NationalSecurityAgency / ghidra

Ghidra is a software reverse engineering (SRE) framework
https://www.nsa.gov/ghidra
Apache License 2.0
49.06k stars 5.65k forks source link

DWARF Analyzer sometimes fails when Macho - Binary has embedded DWARF sections in it .. Not always #6643

Open vital-information-resource-under-siege opened 1 week ago

vital-information-resource-under-siege commented 1 week ago

Describe the bug For Static analysis purposes, I have objcopy __DWARF section from dSYM file to the macho binary file from ghidra to work with the executable . Because, ghidra has no way to import the DWARF from external file . It worked well for some binaries . But fails for some binaries as well. Steps to reproduce the behavior:

  1. llvm-objdump and llvm-objcopy some sections from dSYM file to macho binary
  2. Open the latest version of Ghidra and auto analyze
  3. For some binaries, An error popus and go to user log to know more about it
  4. (DWARFProgram) Failed to read DIE at offset 0xb in compunit 0 (at 0x0), skipping remainder of compilation unit. java.io.IOException: Unknown DWARFForm 639 (0x27f)

Expected behavior A normal analysis with DWARF information being imported

Environment (please complete the following information):

Additional context Compiler : Apple clang version 15.0.0 (clang-1500.3.9.4)

ryanmkurtz commented 1 week ago

Can you please attach one of your failing samples?

vital-information-resource-under-siege commented 1 week ago

Sorry to deny.It was a propetiary binary giving for security testing . Is there a way to share without leaking the details of the file.

dev747368 commented 1 week ago

I have objcopy __DWARF section from dSYM file to the macho binary file from ghidra to work with the executable . Because, ghidra has no way to import the DWARF from external file . It worked well for some binaries . But fails for some binaries as well.

I need to clear up a few details with you.

Typically, Ghidra can handle external DWARF .dSYM files, and if the .dSYM folder is in the correct location, it should 'just work'. Can you confirm that the binary you imported into Ghidra had a co-located .dSYM folder?
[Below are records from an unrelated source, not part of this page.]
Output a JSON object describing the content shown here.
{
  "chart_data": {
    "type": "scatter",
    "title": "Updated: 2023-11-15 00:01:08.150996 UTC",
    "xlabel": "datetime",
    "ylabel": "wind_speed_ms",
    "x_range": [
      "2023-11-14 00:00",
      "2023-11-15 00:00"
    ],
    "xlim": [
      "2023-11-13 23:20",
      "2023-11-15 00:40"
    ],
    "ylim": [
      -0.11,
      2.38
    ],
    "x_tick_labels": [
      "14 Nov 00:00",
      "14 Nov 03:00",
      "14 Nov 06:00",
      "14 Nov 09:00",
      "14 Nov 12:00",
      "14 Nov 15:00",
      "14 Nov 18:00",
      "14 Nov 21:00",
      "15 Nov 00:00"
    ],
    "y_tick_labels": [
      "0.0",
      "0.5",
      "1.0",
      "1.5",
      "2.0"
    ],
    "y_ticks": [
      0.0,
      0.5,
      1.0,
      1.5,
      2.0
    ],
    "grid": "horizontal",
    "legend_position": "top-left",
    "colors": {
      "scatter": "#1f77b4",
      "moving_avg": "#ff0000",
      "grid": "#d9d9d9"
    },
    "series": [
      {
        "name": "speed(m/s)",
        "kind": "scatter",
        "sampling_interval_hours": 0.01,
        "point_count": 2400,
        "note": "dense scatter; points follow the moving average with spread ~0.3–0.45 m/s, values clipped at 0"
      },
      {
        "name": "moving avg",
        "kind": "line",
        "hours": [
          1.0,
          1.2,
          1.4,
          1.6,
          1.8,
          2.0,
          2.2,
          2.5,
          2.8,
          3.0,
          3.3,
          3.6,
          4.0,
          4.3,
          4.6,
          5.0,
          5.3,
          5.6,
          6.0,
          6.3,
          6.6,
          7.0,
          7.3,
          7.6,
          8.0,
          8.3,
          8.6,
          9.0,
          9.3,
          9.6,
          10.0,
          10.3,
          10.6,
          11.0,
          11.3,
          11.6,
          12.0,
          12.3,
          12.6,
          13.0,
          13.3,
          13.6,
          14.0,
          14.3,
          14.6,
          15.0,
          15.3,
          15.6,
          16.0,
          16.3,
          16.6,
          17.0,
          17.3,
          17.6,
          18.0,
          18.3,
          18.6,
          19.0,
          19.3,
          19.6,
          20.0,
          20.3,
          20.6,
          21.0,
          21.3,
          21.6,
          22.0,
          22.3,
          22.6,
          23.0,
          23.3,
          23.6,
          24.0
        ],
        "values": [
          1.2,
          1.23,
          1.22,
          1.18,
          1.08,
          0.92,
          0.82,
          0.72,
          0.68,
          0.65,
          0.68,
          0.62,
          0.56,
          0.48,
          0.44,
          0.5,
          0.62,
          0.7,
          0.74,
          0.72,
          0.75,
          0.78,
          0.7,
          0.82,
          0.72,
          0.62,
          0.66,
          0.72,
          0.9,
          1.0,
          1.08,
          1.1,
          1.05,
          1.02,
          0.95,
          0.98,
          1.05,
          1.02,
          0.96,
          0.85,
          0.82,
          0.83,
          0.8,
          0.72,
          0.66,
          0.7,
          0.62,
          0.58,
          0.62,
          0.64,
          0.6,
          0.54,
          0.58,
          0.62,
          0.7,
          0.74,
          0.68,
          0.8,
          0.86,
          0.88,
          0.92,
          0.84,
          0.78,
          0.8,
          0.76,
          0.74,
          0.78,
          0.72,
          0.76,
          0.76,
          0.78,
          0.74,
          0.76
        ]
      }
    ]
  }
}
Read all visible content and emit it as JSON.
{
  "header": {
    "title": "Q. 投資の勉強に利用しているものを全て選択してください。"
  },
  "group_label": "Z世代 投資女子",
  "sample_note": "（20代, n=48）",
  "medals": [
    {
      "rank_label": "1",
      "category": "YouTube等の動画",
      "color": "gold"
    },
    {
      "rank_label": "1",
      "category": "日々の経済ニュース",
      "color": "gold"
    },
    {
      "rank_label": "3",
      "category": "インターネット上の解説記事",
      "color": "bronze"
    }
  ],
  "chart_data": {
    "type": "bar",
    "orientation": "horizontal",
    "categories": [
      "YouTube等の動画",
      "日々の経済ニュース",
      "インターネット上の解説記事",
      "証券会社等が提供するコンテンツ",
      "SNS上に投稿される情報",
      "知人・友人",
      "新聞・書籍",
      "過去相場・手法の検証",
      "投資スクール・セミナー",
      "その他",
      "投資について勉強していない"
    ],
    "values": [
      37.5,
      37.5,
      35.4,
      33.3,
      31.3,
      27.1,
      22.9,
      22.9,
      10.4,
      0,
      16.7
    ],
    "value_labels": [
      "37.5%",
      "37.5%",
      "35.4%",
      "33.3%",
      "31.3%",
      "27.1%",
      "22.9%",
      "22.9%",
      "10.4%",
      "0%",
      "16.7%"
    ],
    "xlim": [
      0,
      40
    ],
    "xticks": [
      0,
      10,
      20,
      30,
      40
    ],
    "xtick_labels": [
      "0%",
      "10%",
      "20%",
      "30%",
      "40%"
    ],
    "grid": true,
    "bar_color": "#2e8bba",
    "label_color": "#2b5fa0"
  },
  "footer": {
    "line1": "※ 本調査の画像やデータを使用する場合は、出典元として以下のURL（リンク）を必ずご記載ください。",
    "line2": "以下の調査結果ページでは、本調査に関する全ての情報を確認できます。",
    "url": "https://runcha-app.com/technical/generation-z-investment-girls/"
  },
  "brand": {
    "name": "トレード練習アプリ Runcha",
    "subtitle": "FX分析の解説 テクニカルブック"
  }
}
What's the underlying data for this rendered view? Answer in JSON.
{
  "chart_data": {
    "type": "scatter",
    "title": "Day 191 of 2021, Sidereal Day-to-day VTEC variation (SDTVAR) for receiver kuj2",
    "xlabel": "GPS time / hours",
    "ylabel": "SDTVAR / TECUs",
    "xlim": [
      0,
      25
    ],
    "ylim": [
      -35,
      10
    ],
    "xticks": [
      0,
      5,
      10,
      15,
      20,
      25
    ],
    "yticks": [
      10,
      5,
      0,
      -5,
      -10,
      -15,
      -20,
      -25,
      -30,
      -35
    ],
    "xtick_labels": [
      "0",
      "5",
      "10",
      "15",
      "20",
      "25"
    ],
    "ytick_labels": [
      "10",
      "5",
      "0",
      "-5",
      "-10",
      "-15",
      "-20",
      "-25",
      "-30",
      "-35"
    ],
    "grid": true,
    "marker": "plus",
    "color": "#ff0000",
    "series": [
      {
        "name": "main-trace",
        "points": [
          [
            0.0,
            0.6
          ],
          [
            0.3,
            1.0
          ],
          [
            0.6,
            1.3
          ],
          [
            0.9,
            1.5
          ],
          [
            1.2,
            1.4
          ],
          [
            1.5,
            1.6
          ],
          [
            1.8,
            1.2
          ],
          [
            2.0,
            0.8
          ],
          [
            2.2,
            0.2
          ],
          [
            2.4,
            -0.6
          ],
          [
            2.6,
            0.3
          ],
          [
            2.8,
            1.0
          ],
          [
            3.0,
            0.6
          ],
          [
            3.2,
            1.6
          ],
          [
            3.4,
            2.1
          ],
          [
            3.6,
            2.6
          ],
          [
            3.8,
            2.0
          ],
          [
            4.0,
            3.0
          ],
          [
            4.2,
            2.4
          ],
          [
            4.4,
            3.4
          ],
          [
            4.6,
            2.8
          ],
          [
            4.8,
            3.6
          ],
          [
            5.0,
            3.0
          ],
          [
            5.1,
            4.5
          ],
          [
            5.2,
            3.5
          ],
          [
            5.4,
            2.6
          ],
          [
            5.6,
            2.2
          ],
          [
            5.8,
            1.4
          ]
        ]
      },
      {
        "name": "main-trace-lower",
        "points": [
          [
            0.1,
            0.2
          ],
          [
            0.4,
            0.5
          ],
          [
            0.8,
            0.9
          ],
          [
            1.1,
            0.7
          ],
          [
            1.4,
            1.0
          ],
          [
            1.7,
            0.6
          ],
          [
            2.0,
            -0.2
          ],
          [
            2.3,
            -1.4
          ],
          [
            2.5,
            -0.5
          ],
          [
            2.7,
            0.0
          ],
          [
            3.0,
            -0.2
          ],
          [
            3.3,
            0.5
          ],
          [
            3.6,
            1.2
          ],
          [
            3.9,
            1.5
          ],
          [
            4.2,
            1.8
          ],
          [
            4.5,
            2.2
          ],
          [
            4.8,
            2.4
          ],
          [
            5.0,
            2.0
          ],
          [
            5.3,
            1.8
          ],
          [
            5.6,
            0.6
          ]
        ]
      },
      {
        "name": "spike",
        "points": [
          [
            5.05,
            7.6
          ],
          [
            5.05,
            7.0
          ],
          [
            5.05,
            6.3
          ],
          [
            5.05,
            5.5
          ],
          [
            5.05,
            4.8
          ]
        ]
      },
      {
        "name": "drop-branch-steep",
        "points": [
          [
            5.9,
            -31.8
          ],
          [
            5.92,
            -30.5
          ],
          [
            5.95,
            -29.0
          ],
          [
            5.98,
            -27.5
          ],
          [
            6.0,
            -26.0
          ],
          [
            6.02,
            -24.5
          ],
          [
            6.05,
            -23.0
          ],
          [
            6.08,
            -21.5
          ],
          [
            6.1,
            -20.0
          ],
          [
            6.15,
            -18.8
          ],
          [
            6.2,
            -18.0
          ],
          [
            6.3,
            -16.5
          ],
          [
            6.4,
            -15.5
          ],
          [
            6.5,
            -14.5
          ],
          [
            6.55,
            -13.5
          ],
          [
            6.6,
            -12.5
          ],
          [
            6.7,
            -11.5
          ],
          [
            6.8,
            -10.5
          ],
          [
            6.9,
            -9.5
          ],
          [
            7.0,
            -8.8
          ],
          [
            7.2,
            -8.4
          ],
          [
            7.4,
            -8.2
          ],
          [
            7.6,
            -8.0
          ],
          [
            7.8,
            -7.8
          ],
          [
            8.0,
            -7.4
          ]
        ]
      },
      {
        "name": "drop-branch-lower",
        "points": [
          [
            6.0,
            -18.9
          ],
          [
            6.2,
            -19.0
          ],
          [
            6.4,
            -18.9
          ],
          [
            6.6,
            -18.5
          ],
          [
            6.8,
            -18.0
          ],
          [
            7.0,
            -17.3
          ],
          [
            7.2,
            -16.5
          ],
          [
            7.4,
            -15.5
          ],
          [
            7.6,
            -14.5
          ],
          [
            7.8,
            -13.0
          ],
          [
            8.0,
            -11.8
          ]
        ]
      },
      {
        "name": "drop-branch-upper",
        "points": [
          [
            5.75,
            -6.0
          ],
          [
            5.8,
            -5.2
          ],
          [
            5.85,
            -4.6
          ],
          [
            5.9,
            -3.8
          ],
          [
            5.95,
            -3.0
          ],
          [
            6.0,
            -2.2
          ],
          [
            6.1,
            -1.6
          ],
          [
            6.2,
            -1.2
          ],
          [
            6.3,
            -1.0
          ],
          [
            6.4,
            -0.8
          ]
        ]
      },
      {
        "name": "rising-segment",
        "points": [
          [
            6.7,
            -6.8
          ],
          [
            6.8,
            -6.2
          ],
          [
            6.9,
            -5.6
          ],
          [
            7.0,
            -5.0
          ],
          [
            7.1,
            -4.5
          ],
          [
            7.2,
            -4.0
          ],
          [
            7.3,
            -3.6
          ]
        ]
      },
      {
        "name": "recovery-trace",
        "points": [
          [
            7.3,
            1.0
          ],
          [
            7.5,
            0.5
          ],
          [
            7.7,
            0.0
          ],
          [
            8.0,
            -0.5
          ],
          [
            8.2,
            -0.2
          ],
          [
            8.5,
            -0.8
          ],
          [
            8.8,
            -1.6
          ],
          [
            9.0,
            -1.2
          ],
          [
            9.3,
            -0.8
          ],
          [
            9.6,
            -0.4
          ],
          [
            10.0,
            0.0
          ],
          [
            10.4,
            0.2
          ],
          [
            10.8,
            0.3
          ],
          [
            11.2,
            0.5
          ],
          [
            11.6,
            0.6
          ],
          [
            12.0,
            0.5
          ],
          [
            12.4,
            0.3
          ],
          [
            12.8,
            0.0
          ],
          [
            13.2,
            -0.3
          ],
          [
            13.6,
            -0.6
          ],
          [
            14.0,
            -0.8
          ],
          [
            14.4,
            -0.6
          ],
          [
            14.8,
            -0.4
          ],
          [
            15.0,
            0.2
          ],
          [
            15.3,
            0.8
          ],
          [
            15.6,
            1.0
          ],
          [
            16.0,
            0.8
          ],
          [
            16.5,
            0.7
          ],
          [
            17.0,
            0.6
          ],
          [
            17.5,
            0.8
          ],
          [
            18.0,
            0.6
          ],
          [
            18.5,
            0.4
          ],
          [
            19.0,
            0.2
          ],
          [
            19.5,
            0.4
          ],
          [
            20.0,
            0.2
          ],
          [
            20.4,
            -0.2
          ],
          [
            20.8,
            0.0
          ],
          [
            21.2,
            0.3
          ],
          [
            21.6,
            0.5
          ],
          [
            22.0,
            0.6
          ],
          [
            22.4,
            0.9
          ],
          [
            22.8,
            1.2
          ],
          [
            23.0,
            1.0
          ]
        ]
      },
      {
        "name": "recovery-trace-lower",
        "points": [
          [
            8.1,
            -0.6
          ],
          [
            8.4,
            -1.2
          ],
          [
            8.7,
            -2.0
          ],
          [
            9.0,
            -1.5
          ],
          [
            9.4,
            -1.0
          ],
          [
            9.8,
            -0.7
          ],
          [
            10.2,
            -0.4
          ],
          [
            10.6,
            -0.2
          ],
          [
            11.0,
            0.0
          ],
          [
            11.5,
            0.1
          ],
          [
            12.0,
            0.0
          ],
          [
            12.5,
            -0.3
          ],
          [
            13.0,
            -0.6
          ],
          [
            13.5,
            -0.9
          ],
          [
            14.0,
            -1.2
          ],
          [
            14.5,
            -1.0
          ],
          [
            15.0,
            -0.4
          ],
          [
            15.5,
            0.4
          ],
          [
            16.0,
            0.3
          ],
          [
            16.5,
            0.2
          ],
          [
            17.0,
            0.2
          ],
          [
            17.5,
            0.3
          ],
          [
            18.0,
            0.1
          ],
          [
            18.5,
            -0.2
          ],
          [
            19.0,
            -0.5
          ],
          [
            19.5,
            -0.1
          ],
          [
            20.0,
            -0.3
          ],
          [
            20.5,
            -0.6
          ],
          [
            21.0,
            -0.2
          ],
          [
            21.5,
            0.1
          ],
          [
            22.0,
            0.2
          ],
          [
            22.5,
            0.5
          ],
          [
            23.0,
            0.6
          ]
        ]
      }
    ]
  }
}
See https://github.com/NationalSecurityAgency/ghidra/blob/53313af55ae2d64f4385b2e856d8ca3e3bc7622b/Ghidra/Features/Base/src/main/java/ghidra/app/util/bin/format/dwarf/sectionprovider/DSymSectionProvider.java#L43-L44

Also, I would be interested in the objcopy commands you used to port the DWARF sections from the .dSYM file to the main binary. Could you copy/paste the actual cmd lines you used (minus the real filename if you need to protect that detail)?

vital-information-resource-under-siege commented 1 week ago

Actually i don't know the specific details but the path for the DSymSectionProvider.java is set under format of DWARF so it basically doesn't search for Mach-O binaries. I believe it only searches for the directory if a dwarf section or a dwarf file I used for analysis. Because i have my mach-o binary in place and already tried copying the dSYM in the same directory the analyzers didn't even show the DWARF.

The commands were

llvm-objdump -h --macho ./dsym_file_name # to list the sections in dsym file first
llvm-objdump --macho --section=__DWARF,__debug_section_names_here ./dsym_file_name > inter_1
xxd -r ./inter_1 > inter_2
dd if=inter_2 bs=1 skip=(the start of section from listing section output)of=inter3 # the section seperated from the binary
llvm-objcopy-14 --macho --add-section=__DWARF,__debug_section_name_here=the_location_of_inter3 ./executable to inject the section
dev747368 commented 4 days ago

DSymSectionProvider.java is set under format of DWARF so it basically doesn't search for Mach-O binaries.

I'm not sure if I'm parsing your reply correctly, but I can assure you that DSymSectionProvider is there to handle mac macho files.

In general, there are many exe formats that can contain dwarf info, so if your .dSYM info wasn't being found, I think figuring out what the problem is with how the files are setup in your env will be the best option, instead of relying on what seems like a painful method of copying the data from the .dsym to the main binary.

The first thing to check is the value of the executable path as it was stored in your Ghidra binary. You can see this value by right clicking on the file in your Ghidra project window and choosing the "About Program" menu item, and then looking for the "Executable Location" value. This is is the location that Ghidra will look for the matching .dSYM/Contents/Resources/DWARF/ folder.